Nadie planta semillas en el jardín y luego las desentierra cada dos o tres días para ver si están creciendo o no. Cuando sembramos flores tenemos fe. Sabemos que, al debido tiempo, se abrirán paso desde la tierra, crecerán y florecerán. Nadie abre continuamente la puerta del horno al hornear una torta, porque si lo hace, la pasma. Por incómodo y doloroso que sea, nadie se levanta y se va en la mitad de un tratamiento de conducto, dejando al dentista sorprendido y confundido. Para estas cosas sabemos esperar. Al orar, sin embargo, muchas veces siento gran impaciencia. Si Dios es omnipotente, ¿por qué debo esperar? ¿Por qué no me da ahora lo que estoy pidiendo?
En su libro Aventuras en la oración, Catherine Marshall comenta una estrategia que le ayudó a ser más paciente. Ella comenzó a cortar pedazos de papel en forma de huevos y a escribir sus pedidos allí. Luego, los colocaba en su Biblia —como símbolo de que los entregaba a Dios— para que él los hiciera crecer a su debido tiempo.

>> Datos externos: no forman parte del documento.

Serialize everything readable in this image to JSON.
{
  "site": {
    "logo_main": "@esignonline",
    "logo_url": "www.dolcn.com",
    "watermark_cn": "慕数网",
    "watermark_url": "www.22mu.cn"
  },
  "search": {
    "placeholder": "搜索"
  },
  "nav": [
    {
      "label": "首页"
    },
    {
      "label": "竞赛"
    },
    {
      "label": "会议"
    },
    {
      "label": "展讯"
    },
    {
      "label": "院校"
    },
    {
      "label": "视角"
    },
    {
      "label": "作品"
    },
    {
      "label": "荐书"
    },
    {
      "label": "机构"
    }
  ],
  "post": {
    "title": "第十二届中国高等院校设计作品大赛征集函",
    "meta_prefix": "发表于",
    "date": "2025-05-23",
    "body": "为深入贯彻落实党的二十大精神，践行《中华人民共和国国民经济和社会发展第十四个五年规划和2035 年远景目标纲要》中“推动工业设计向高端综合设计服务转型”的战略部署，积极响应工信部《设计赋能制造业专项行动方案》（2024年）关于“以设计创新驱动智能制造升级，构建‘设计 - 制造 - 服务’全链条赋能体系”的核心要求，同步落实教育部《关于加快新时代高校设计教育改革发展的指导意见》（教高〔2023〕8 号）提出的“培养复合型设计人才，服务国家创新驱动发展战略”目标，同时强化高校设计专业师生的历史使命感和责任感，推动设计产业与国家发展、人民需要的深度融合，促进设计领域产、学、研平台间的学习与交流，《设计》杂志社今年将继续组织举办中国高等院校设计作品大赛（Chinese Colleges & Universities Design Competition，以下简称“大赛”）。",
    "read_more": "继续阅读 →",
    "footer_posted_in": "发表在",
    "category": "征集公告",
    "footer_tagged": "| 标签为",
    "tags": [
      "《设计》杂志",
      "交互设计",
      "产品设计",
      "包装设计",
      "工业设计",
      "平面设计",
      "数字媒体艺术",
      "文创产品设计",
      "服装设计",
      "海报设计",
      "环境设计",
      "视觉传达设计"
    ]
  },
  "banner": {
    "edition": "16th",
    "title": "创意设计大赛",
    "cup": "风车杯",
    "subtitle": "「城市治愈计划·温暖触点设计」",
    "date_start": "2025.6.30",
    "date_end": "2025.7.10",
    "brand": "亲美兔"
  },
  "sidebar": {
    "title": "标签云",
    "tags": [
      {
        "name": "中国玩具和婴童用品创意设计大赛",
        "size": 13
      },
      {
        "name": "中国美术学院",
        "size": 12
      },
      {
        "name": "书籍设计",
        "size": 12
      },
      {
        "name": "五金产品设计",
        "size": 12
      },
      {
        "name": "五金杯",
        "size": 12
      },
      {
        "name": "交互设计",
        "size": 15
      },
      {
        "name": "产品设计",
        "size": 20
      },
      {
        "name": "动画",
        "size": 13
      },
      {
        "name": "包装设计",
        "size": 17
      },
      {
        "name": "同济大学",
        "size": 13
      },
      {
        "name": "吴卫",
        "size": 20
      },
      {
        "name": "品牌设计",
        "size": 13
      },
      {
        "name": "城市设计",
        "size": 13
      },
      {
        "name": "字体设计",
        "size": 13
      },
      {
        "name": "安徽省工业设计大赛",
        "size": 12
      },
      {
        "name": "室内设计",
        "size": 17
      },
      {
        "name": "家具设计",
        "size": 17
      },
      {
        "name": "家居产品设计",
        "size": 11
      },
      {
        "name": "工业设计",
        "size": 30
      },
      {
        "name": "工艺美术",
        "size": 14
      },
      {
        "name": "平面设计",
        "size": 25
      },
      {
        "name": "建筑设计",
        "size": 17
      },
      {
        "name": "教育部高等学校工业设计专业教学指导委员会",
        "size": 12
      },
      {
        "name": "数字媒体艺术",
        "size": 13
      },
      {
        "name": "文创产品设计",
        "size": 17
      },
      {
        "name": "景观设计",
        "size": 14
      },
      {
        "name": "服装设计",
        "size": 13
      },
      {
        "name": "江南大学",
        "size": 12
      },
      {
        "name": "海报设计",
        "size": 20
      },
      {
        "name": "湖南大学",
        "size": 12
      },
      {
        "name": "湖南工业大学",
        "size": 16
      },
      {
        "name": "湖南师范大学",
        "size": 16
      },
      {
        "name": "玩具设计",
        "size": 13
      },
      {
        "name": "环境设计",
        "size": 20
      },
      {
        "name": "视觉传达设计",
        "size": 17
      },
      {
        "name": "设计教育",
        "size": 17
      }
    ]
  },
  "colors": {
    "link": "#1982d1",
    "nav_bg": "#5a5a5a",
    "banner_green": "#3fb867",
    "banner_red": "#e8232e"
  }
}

Cuando su hijo Bobby todavía era joven, Catherine comenzó a orar por una esposa para él. Ella escribió una lista que describía a la mujer que deseaba para su hijo: que ame a Jesús, jovial, inteligente… y le pidió a Dios que quitara o agregara cosas de la lista de acuerdo a su voluntad. Luego, Catherine «sembró» la oración en las páginas de su Biblia. Años después, cuando su hijo y Edith se comprometieron, Catherine encontró la lista y se sorprendió al ver cómo Dios había provisto una mujer exactamente como ella había pedido.

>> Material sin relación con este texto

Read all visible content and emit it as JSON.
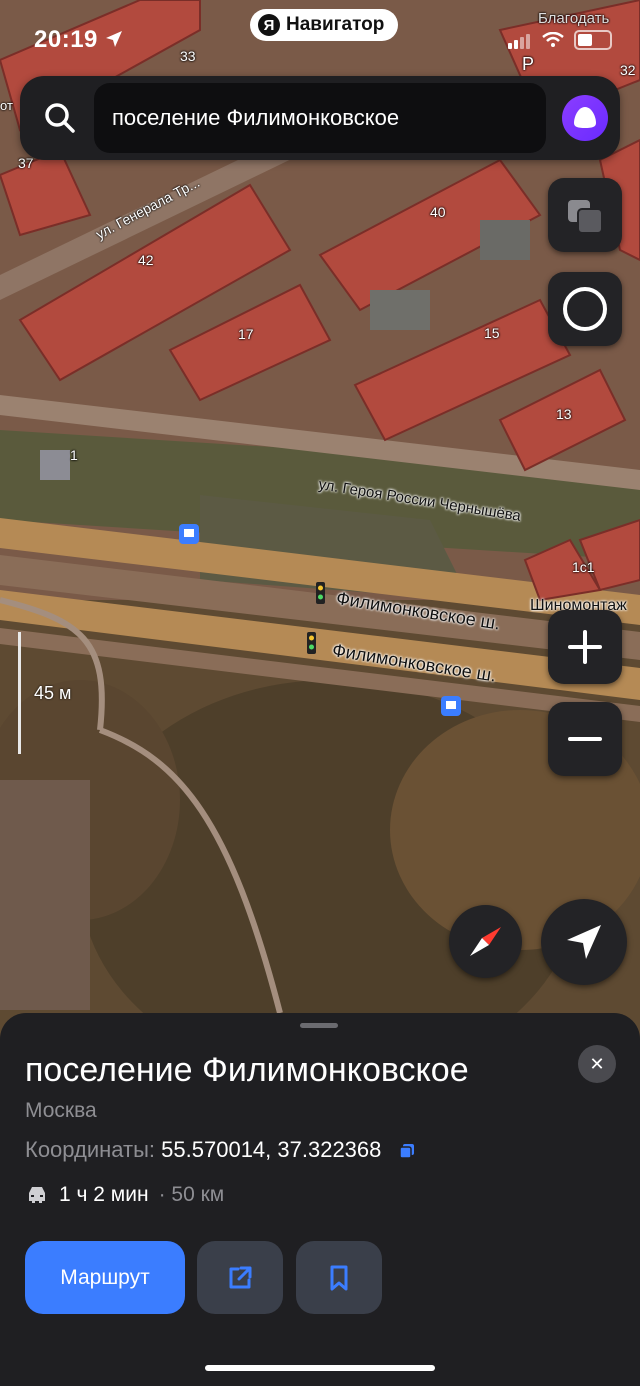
{
  "status": {
    "time": "20:19",
    "app_name": "Навигатор",
    "top_right_text": "Благодать"
  },
  "search": {
    "value": "поселение Филимонковское",
    "icon": "search-icon"
  },
  "map": {
    "labels": {
      "b33": "33",
      "b32": "32",
      "b37": "37",
      "b40": "40",
      "b42": "42",
      "b17": "17",
      "b15": "15",
      "b13": "13",
      "b1": "1",
      "b1c1": "1с1",
      "p": "Р",
      "ot": "от"
    },
    "streets": {
      "generala": "ул. Генерала Тр...",
      "geroya": "ул. Героя России Чернышёва",
      "filimonk1": "Филимонковское ш.",
      "filimonk2": "Филимонковское ш."
    },
    "poi": {
      "tire": "Шиномонтаж"
    },
    "scale": "45 м"
  },
  "card": {
    "title": "поселение Филимонковское",
    "subtitle": "Москва",
    "coords_label": "Координаты:",
    "coords_value": "55.570014, 37.322368",
    "duration": "1 ч 2 мин",
    "distance": "· 50 км",
    "route_button": "Маршрут"
  },
  "colors": {
    "accent": "#3b7dff",
    "panel": "#1f1f22",
    "alice": "#7a35ff"
  }
}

A su debido tiempo, Dios responderá cada oración. Catherine Marshall escribe: «Solo él conoce la magnitud de los cambios que deben producirse en nosotros antes de que podamos recibir el deseo de nuestro corazón. Solo él conoce los cambios y la interacción de eventos externos que deben suceder antes de que nuestra oración pueda ser respondida». Mientras tanto, sembremos nuestras oraciones en la tierra fértil de la fe.
Dios, que es poderoso para hacer todo mucho mejor de lo que pedimos y entendemos, a su debido tiempo responderá nuestras oraciones (Efe. 3:20).

Señor, ayúdame a no desistir en la oración. Llena mi corazón con tu paciencia y tu presencia al esperar. Te agradezco porque me amas y quieres bendecirme mucho más de lo que yo pueda pedir o imaginar. Amén.